Mastodawn

@dangillmor I think this is probably a relief. Google owning Chrome is awful, but anyone else buying it is even worse. A successful antitrust action would have put *Chromium* under a foundation outside Google's control and forced them to keep shipping Chrome based on that, with no control of the upstream. Not handed it over to someone with a worse mandate to monetize.

Matt Garber Sep 3, 2025

@dalias @dangillmor Bingo. I still trust Google’s developer and security teams on Chrome (and by extension, Chromium) far more than any of the trial balloon offers floated by “serious” suitors. Better stewardship under *OpenAI*? No thanks.

@matt_garber @dalias @dangillmor So I have to express that if you think Google is good at security you are wrong. So wrong, I would argue Google fundamentally *doesn't understand* security. We literally straight up ban Chrome at the office.

twifkak Sep 3, 2025

@ocdtrekkie @matt_garber @dalias @dangillmor Can you explain why you think Chrome doesn't understand security? Specific examples of failure, or a general sense, or...?

@twifkak @matt_garber @dalias @dangillmor So specifically with Chrome, Google constantly pushes new APIs which enable malware and fingerprinting, over half of which other browsers consider actively harmful. Most of good security is disabling about half of the "features" Chrome has shoved into web browsers. Notifications API, WebUSB, etc. Meanwhile they pioneered removing the EV indicator because Google is committed itself to misunderstanding SSL security.

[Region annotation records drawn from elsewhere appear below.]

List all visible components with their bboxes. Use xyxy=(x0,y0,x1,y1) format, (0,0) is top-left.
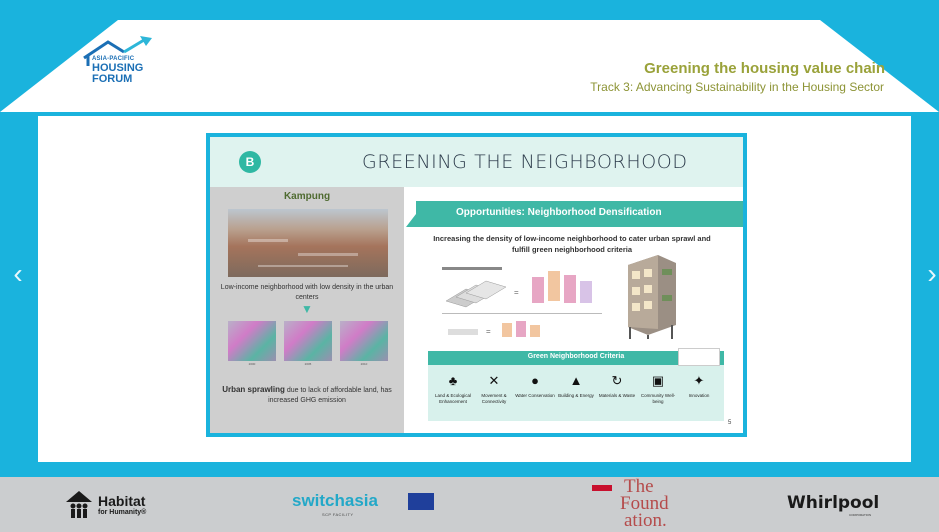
sponsor-footer: Habitat for Humanity® switchasia SCP FAC… xyxy=(0,477,939,532)
switchasia-sub: SCP FACILITY xyxy=(322,512,354,517)
forum-logo: ASIA-PACIFIC HOUSING FORUM xyxy=(74,36,184,96)
eu-flag-icon xyxy=(408,493,434,510)
water-icon: ● xyxy=(531,373,539,388)
criteria-item: ✦ Innovation xyxy=(682,369,716,419)
opportunities-title: Opportunities: Neighborhood Densificatio… xyxy=(456,207,662,218)
slide-title: GREENING THE NEIGHBORHOOD xyxy=(362,151,688,173)
hilti-foundation-logo: The Found ation. xyxy=(586,477,669,532)
switchasia-name: switchasia xyxy=(292,491,378,510)
density-blocks-graphic: = = xyxy=(442,267,602,337)
sprawl-map-thumbnails: 2000 2005 2010 xyxy=(228,321,388,369)
opportunities-banner: Opportunities: Neighborhood Densificatio… xyxy=(406,201,743,227)
criteria-label: Materials & Waste xyxy=(598,393,636,398)
presentation-slide: B GREENING THE NEIGHBORHOOD Kampung Low-… xyxy=(206,133,747,437)
criteria-label: Building & Energy xyxy=(558,393,594,398)
habitat-logo: Habitat for Humanity® xyxy=(64,477,174,532)
criteria-label: Land & Ecological Enhancement xyxy=(434,393,472,404)
vertical-housing-render xyxy=(618,255,682,339)
lightbulb-icon: ✦ xyxy=(693,373,705,388)
densification-diagram: = = xyxy=(442,261,602,343)
urban-sprawl-caption: Urban sprawling due to lack of affordabl… xyxy=(216,385,398,406)
criteria-item: ▲ Building & Energy xyxy=(558,369,594,419)
kampung-panel: Kampung Low-income neighborhood with low… xyxy=(210,187,404,433)
criteria-label: Movement & Connectivity xyxy=(481,393,507,404)
sprawl-map-2000 xyxy=(228,321,276,361)
svg-text:=: = xyxy=(486,327,491,336)
criteria-item: ✕ Movement & Connectivity xyxy=(477,369,511,419)
criteria-item: ▣ Community Well-being xyxy=(641,369,675,419)
page-subtitle: Track 3: Advancing Sustainability in the… xyxy=(590,80,884,94)
section-badge: B xyxy=(239,151,261,173)
habitat-sub: for Humanity® xyxy=(98,509,147,516)
habitat-house-icon xyxy=(66,491,92,518)
tree-icon: ♣ xyxy=(448,373,458,388)
svg-text:=: = xyxy=(514,288,519,297)
whirlpool-logo: Whirlpool CORPORATION xyxy=(787,477,887,532)
thumb-label: 2010 xyxy=(360,362,368,366)
foundation-line3: ation. xyxy=(624,510,667,531)
page-title: Greening the housing value chain xyxy=(644,60,885,77)
habitat-name: Habitat xyxy=(98,493,146,509)
caption-bold: Urban sprawling xyxy=(222,385,285,394)
green-criteria-panel: Green Neighborhood Criteria ♣ Land & Eco… xyxy=(428,348,724,421)
densification-intro: Increasing the density of low-income nei… xyxy=(433,234,711,254)
slide-header: B GREENING THE NEIGHBORHOOD xyxy=(210,137,743,187)
switchasia-logo: switchasia SCP FACILITY xyxy=(292,477,442,532)
sprawl-map-2010 xyxy=(340,321,388,361)
criteria-logo xyxy=(678,348,720,366)
community-icon: ▣ xyxy=(651,373,665,388)
next-slide-chevron-icon[interactable]: › xyxy=(922,258,939,290)
criteria-label: Water Conservation xyxy=(515,393,555,398)
whirlpool-sub: CORPORATION xyxy=(849,513,872,517)
arrows-icon: ✕ xyxy=(488,373,500,388)
building-graphic xyxy=(628,255,676,339)
header-banner: ASIA-PACIFIC HOUSING FORUM Greening the … xyxy=(0,0,939,112)
thumb-label: 2000 xyxy=(248,362,256,366)
criteria-label: Innovation xyxy=(688,393,710,398)
thumb-label: 2005 xyxy=(304,362,312,366)
kampung-caption: Low-income neighborhood with low density… xyxy=(220,284,394,301)
sprawl-map-2005 xyxy=(284,321,332,361)
kampung-aerial-photo xyxy=(228,209,388,277)
criteria-label: Community Well-being xyxy=(640,393,676,404)
logo-line3: FORUM xyxy=(92,73,133,85)
previous-slide-chevron-icon[interactable]: ‹ xyxy=(8,258,28,290)
building-icon: ▲ xyxy=(569,373,583,388)
hilti-mark-icon xyxy=(592,485,612,491)
criteria-item: ♣ Land & Ecological Enhancement xyxy=(435,369,471,419)
recycle-icon: ↻ xyxy=(611,373,623,388)
slide-page-number: 5 xyxy=(728,420,732,426)
chevron-down-icon: ▼ xyxy=(301,302,313,316)
whirlpool-name: Whirlpool xyxy=(787,493,880,513)
criteria-item: ↻ Materials & Waste xyxy=(599,369,635,419)
kampung-heading: Kampung xyxy=(283,191,331,202)
caption-rest: due to lack of affordable land, has incr… xyxy=(268,387,392,404)
criteria-item: ● Water Conservation xyxy=(515,369,555,419)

@ocdtrekkie @twifkak @matt_garber @dangillmor Removing EV indicator was good. EV was nothing but a vector for deceiving users. One of these two things must inherently be true:

Either you have to be sufficiently big to play (pro-monopolist), or

Anyone can setup a scam company with a name sufficiently close to some company users trust and get an EV issued to that name to deceive users that they're trustworthy.

@dalias @twifkak @matt_garber @dangillmor This is false. And even Google has admitted it in a backwards way but they're too committed to their doctrine to publicly admit EV is necessary. BIMI requires the "Verified Mark Certificate" in Gmail which is just "EV but we can't admit we were wrong".

@ocdtrekkie @twifkak @matt_garber @dangillmor BIMI is likewise bad. For the exact same reasons.

The only reason they insisted on doing something so ridiculous was that they previously made the decision to *hide the actual sender address* and only show a freeform text field the sender sets to anything they want.

Email clients should never show the sender name, only the raw email address, unless the name is in your address book matching the address.

@dalias @twifkak @matt_garber @dangillmor Why is BIMI bad? It's not. VMC and EV are the only things that actually approach a useful purpose for the entire WebPKI nonsense. Because while there may be holes worth shoring up they put a huge practical dent in the problem of enabling users to trust a message.

And it's important that you recognize that an example edge case is not important: They are practically extremely effective: Malicious use is basically zero.

@ocdtrekkie @twifkak @matt_garber @dangillmor There's an abundance of information out there about what a joke BIMI is. I haven't spent any time thinking about it since several years ago and I'm not going to go dig the stuff up for you.